Este año la famosa urbe contabilizó el menor número de habitantes de su historia moderna: 55.000. En marzo de 2008 había más de 60.000 habitantes. Algunos demógrafos predicen que para 2030 casi no habrá residentes viviendo a tiempo completo en la ciudad. Treinta millones de personas visitan Venecia cada año.

Por lo mismo se han generado distintos movimientos ciudadanos que buscan limitar el turismo como “No Grandi Navi”, que denuncia la contaminación y el impacto visual que provocan los más de 1.000 cruceros anuales que llegan a la ciudad y la comunidad Venessia.com, que apunta al turismo como principal causa de la huida de los venecianos.

Lo mismo sucede en Roma, donde la alcaldesa Virginia Raggi no quiere que los turistas se detengan frente a la Fontana de Trevi, que fue recientemente remodelada, para evitar que algunas personas coman en las escaleras o incluso se bañen dentro de la pileta más famosa de la capital italiana. “Ya se han organizado turnos más intensos de policías municipales, pero pienso además en un recorrido para admirarla y que no consienta el detenerse”, aseguró Raggi a comienzos de mayo.

La Fontana di Trevi, en Roma: Foto: AFP

La Fontana di Trevi, en Roma: Foto: AFP

Hace unos meses atrás, el ministro de Bienes Culturales de Italia, Dario Franceschini, fue uno de los primeros en instalar el tema en el gobierno, pidiendo a la alcaldesa “poner un límite al flujo de turistas”.

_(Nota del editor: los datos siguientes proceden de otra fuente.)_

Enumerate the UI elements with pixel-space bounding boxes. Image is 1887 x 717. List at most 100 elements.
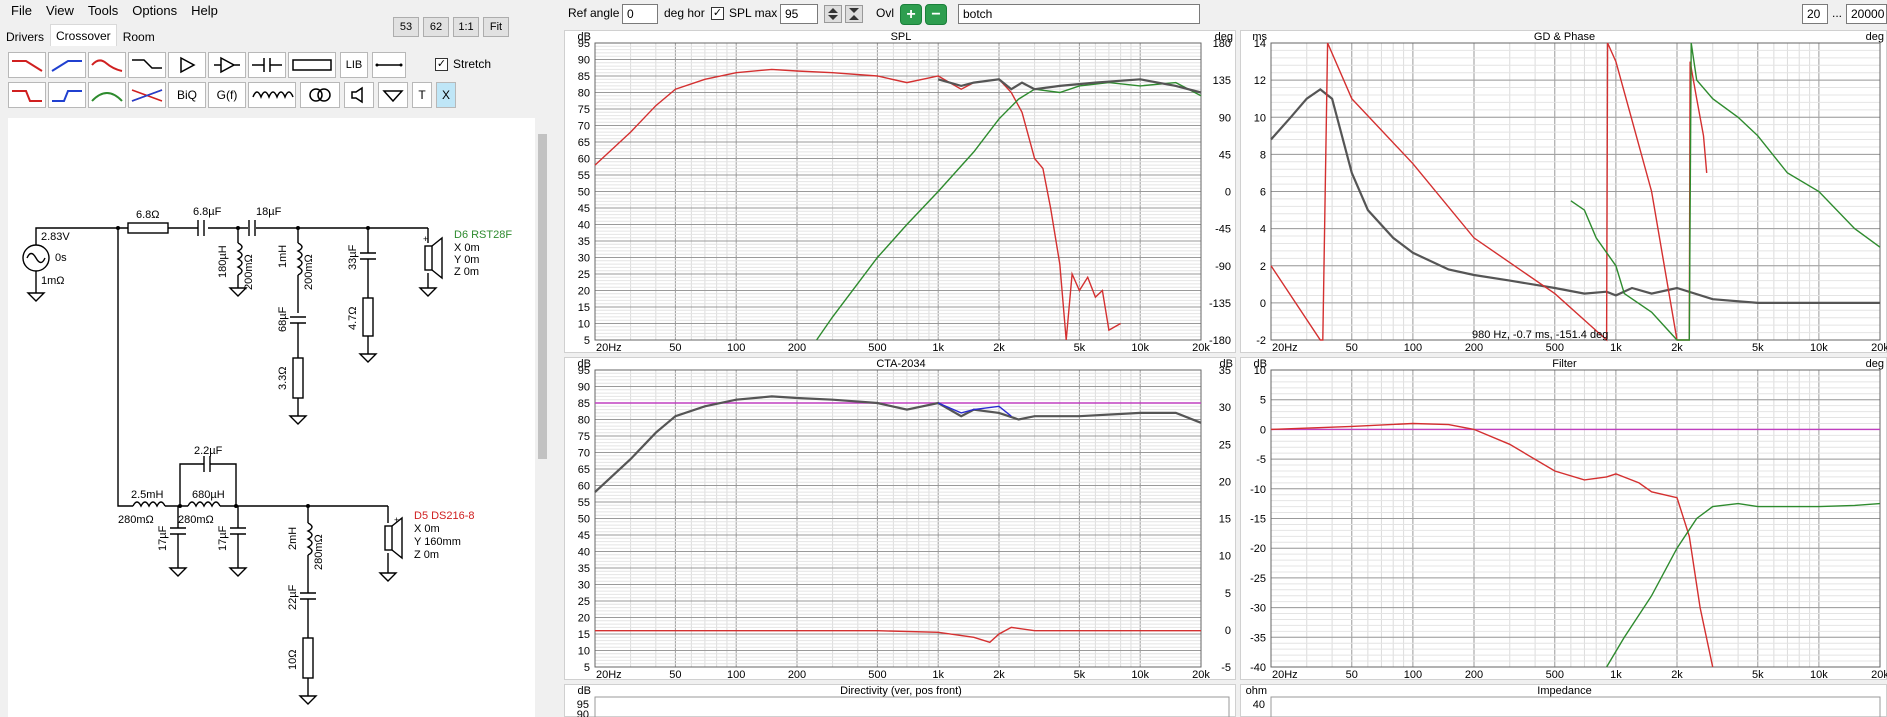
tab-drivers[interactable]: Drivers	[0, 26, 50, 46]
y2-tick-label: 5	[1225, 588, 1231, 600]
y-tick-label: 35	[578, 563, 590, 575]
tweeter-driver[interactable]	[424, 245, 433, 271]
stretch-checkbox[interactable]: ✓	[435, 57, 448, 71]
spin-up-down-button[interactable]	[824, 5, 842, 23]
y-tick-label: 5	[1260, 395, 1266, 407]
opamp-button[interactable]	[208, 52, 246, 78]
woofer-z: Z 0m	[414, 549, 439, 561]
resistor-r3[interactable]	[292, 357, 304, 399]
resistor-r1[interactable]	[127, 222, 169, 234]
filter-chart[interactable]: FilterdB deg1050-5-10-15-20-25-30-35-4020…	[1241, 358, 1887, 681]
freq-max-input[interactable]: 20000	[1846, 4, 1887, 24]
transformer-button[interactable]	[300, 82, 340, 108]
y-tick-label: -40	[1250, 662, 1266, 674]
woofer-driver[interactable]	[384, 525, 393, 551]
inductor-l4[interactable]	[187, 501, 221, 508]
crossover-schematic[interactable]: 2.83V 0s 1mΩ 6.8Ω 6.8µF 18µF 180µH 200mΩ…	[8, 118, 535, 717]
directivity-chart[interactable]: Directivity (ver, pos front)dB9590	[565, 685, 1237, 717]
l2-value: 1mH	[277, 245, 289, 268]
zoom-1to1-button[interactable]: 1:1	[453, 17, 479, 37]
gf-button[interactable]: G(f)	[208, 82, 246, 108]
inductor-l3[interactable]	[132, 501, 166, 508]
menu-file[interactable]: File	[4, 0, 39, 22]
x-tick-label: 100	[727, 669, 745, 681]
y-tick-label: 14	[1254, 38, 1266, 50]
biquad-button[interactable]: BiQ	[168, 82, 206, 108]
scrollbar-thumb[interactable]	[538, 134, 547, 459]
y-tick-label: 25	[578, 269, 590, 281]
zoom-62-button[interactable]: 62	[423, 17, 449, 37]
resistor-button[interactable]	[288, 52, 336, 78]
y-tick-label: 40	[578, 220, 590, 232]
inductor-button[interactable]	[248, 82, 296, 108]
capacitor-c1[interactable]	[197, 220, 205, 236]
lowpass2-button[interactable]	[88, 52, 126, 78]
wire-button[interactable]	[372, 52, 406, 78]
impedance-chart[interactable]: Impedance ohm 40	[1241, 685, 1887, 717]
inductor-l5[interactable]	[306, 522, 313, 556]
menu-view[interactable]: View	[39, 0, 81, 22]
y-tick-label: 12	[1254, 75, 1266, 87]
resistor-r2[interactable]	[362, 297, 374, 337]
l4-value: 680µH	[192, 489, 225, 501]
spl-max-checkbox[interactable]: ✓	[711, 7, 724, 20]
resistor-r4[interactable]	[302, 637, 314, 679]
menu-help[interactable]: Help	[184, 0, 225, 22]
spin-collapse-button[interactable]	[845, 5, 863, 23]
zoom-buttons: 53 62 1:1 Fit	[393, 17, 509, 37]
l5-value: 2mH	[287, 527, 299, 550]
lowpass3-button[interactable]	[8, 82, 46, 108]
menu-tools[interactable]: Tools	[81, 0, 125, 22]
deg-hor-label: deg hor	[664, 6, 705, 20]
lowpass1-button[interactable]	[8, 52, 46, 78]
delete-button[interactable]: X	[436, 82, 456, 108]
gd-phase-panel: GD & Phase ms deg 14 12 10 8 6 4 2 0 -2 20Hz 50 100 200…	[1240, 30, 1887, 354]
y-tick-label: -5	[1256, 454, 1266, 466]
l2-resistance: 200mΩ	[303, 254, 315, 290]
spl-max-input[interactable]: 95	[780, 4, 818, 24]
ref-angle-input[interactable]: 0	[622, 4, 658, 24]
menu-options[interactable]: Options	[125, 0, 184, 22]
tab-crossover[interactable]: Crossover	[50, 24, 117, 46]
l4-resistance: 280mΩ	[178, 514, 214, 526]
y-tick-label: 90	[577, 709, 589, 717]
bandpass-button[interactable]	[88, 82, 126, 108]
gd-phase-chart[interactable]: GD & Phasems deg14121086420-220Hz 50 100 200…	[1241, 31, 1887, 354]
highpass2-button[interactable]	[48, 82, 86, 108]
x-tick-label: 10k	[1810, 669, 1828, 681]
ground-button[interactable]	[378, 82, 408, 108]
capacitor-button[interactable]	[248, 52, 286, 78]
ovl-label: Ovl	[876, 6, 894, 20]
cta2034-chart[interactable]: CTA-2034dB dB9590858075706560555045403530…	[565, 358, 1237, 681]
capacitor-c2[interactable]	[248, 220, 256, 236]
zoom-out-button[interactable]: −	[925, 4, 947, 25]
shelf-button[interactable]	[128, 52, 166, 78]
notch-button[interactable]	[128, 82, 166, 108]
text-button[interactable]: T	[412, 82, 432, 108]
x-tick-label: 1k	[932, 342, 944, 354]
x-tick-label: 50	[669, 342, 681, 354]
freq-min-input[interactable]: 20	[1802, 4, 1828, 24]
schematic-scrollbar[interactable]	[535, 118, 550, 717]
inductor-l1[interactable]	[236, 242, 243, 276]
spl-chart[interactable]: SPLdB deg95908580757065605550454035302520…	[565, 31, 1237, 354]
driver-button[interactable]	[344, 82, 374, 108]
zoom-53-button[interactable]: 53	[393, 17, 419, 37]
library-button[interactable]: LIB	[340, 52, 368, 78]
c3-value: 33µF	[347, 244, 359, 270]
x-tick-label: 500	[1546, 342, 1564, 354]
highpass1-button[interactable]	[48, 52, 86, 78]
highpass-icon	[51, 60, 82, 72]
stretch-option[interactable]: ✓ Stretch	[435, 57, 491, 71]
y-axis-label: ohm	[1246, 685, 1267, 697]
buffer-button[interactable]	[168, 52, 206, 78]
y2-tick-label: 10	[1219, 551, 1231, 563]
project-name-input[interactable]: botch	[958, 4, 1200, 24]
tab-room[interactable]: Room	[117, 26, 161, 46]
zoom-fit-button[interactable]: Fit	[483, 17, 509, 37]
y-tick-label: -20	[1250, 543, 1266, 555]
zoom-in-button[interactable]: +	[900, 4, 922, 25]
x-tick-label: 10k	[1131, 342, 1149, 354]
inductor-l2[interactable]	[296, 242, 303, 276]
schematic-canvas[interactable]: 2.83V 0s 1mΩ 6.8Ω 6.8µF 18µF 180µH 200mΩ…	[8, 118, 535, 717]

También en Italia, la zona de Cinque Terre en la costa de la Liguria y la ciudad de Florencia, están preparando medidas para limitar el turismo. Lo mismo sucede en la isla de Santorini, en Grecia, la ciudad de Brujas en Bélgica y en Croacia.

Incluso Islandia, con poco más de 131.000 habitantes está lidiando con la excesiva llegada de visitas. Años atrás poco se sabía de esta isla -más allá de ser la cuna de la cantante Björk y la banda Sigur Rós- pero el país ha tenido un boom turístico desde 2010 por una mezcla de sucesos: la erupción ese mismo año de su volcán Eyjafjallajökull y el llamado “efecto Games of Thrones” luego que sus gélidos paisajes aparecieran en la serie que HBO estrenó en 2011.

Reikiavik, Finlandia. Foto: AP

Reikiavik, Finlandia. Foto: AP

El país recibió en 2016, 1,7 millones de turistas y la cifra alertó a las autoridades, que están evaluando implementar una tasa turística para compensar los efectos de la llegada masiva de personas.

La ciudad de Amsterdam, un destino frecuente para quienes visitan Europa, también cuenta con este problema. “No gastemos ni un euro más en el mercadeo de la ciudad. No queremos más gente”, aseguró tajantemente el ministro de Turismo al referirse al imparable flujo de turistas que llegan cada año a la ciudad. En el último año, 17 millones de personas visitaron la ciudad donde se encuentra la casa de Anna Frank y se espera que para 2025, el número se dispare a 30 millones. Esto, en una ciudad de 800.000 habitantes.